Rising purchases of soybeans that are crushed to produce feed meal for China’s growing livestock herds are also boosting the nation’s vegetable oil output, at the expense of palm from exporters including Indonesia and Malaysia, Leon Xia, an analyst at Shanghai JC Intelligence Co., said yesterday. The U.S. Department of Agriculture forecasts inventories to reach a record in 2013-2014.
“China’s demand for cooking oil has stabilized, even as soybean imports continue to grow to satisfy the need for protein feed for livestock,” Liu Xianwu, the general manager of Beijing-based researcher China Cereals & Oils Business Net, said yesterday. “There’s steady demand for the cheaper palm oil, but fundamentally it’s not changing much.”
Palm oil for delivery in January fell for the first time in three days on Bursa Malaysia Derivatives, declining as much as 0.3 percent and traded at 2,434 ringgit ($766) at 1:29 p.m. in Kuala Lumpur. Futures, which closed at the highest price since Sept. 6. yesterday, dropped 5.6 percent in the last 12 months as output increased in Indonesia and Malaysia, the biggest producers.

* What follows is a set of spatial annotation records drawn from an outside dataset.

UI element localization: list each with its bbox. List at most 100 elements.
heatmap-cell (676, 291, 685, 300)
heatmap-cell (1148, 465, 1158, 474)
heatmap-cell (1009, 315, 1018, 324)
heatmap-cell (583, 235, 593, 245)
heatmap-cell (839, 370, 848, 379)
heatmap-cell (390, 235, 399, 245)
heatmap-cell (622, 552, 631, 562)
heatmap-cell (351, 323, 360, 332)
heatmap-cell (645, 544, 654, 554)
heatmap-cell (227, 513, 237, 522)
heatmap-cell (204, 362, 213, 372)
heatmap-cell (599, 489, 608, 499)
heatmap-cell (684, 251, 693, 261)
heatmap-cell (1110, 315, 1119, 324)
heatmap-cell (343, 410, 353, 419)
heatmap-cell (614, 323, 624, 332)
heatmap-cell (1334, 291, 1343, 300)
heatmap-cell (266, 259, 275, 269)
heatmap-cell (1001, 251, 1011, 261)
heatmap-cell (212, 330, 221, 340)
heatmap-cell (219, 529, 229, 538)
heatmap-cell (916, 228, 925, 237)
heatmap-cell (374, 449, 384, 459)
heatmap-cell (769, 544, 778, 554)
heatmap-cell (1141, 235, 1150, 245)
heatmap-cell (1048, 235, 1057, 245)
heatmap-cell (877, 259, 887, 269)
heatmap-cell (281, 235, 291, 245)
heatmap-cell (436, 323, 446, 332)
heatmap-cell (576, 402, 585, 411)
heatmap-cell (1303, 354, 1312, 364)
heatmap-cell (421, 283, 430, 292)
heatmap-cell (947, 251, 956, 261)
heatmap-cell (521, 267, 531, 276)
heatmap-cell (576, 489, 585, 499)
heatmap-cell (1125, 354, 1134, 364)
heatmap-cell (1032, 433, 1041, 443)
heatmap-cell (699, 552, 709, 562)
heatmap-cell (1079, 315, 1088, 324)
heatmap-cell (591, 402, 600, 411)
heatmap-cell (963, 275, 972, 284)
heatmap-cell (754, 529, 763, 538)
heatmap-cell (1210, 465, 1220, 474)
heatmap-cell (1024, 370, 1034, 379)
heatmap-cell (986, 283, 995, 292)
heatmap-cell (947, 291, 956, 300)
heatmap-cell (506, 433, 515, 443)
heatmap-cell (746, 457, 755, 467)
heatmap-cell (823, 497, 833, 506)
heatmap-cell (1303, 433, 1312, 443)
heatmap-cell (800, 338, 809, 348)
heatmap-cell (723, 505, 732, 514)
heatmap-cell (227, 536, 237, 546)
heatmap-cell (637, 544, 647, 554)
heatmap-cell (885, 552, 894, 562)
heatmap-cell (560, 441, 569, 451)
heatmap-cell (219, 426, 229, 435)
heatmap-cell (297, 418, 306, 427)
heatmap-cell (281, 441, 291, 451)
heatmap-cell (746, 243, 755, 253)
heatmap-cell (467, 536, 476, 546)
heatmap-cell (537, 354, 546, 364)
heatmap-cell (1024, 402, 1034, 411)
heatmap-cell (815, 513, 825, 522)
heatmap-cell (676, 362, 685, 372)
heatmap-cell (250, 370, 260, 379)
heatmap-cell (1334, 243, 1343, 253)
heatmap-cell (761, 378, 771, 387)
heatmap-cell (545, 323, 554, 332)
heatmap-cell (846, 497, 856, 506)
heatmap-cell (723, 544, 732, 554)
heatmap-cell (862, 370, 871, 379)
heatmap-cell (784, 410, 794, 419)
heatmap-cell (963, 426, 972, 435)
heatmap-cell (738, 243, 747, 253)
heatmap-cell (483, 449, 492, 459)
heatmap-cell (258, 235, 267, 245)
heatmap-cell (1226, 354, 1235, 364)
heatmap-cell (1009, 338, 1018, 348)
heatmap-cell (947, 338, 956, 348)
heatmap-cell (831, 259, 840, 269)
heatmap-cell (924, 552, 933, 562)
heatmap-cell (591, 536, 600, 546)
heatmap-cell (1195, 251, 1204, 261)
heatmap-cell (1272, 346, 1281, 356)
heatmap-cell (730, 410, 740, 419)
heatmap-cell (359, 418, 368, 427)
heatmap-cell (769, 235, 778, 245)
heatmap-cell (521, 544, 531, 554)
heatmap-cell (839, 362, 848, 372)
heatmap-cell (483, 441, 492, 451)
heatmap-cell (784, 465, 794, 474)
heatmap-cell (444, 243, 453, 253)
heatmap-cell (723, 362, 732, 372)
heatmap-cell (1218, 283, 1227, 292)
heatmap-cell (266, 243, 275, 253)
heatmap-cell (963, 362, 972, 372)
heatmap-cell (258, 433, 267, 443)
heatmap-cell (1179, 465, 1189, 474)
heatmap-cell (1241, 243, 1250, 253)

The USDA estimates Indonesia’s production at a record 31 million tons for 2013-2014. World output will advance 5 percent to 58.1 million tons, boosting stockpiles by 17 percent to an all-time high of 9.2 million tons, according to the agency.
“Malaysian palm oil is quite dependent on exports to China,” said Arhnue Tan, an analyst with Alliance Investment Bank Bhd. “If there is any slowing of exports, that could mean a build-up of supplies in Malaysia.”
Imports of soybeans by China in the 12 months that started Oct. 1 will probably expand 8.3 percent to 65 million tons, yielding an additional 1 million tons of oil, Liu said.
Soybeans for delivery in January lost 0.4 percent to $12.96 a bushel on the Chicago Board of Trade, while soybean oil for December fell 0.4 percent to 41.50 cents a pound.
China is the biggest importer of soybeans. It’s ranked No. 2 in palm oil purchases behind India.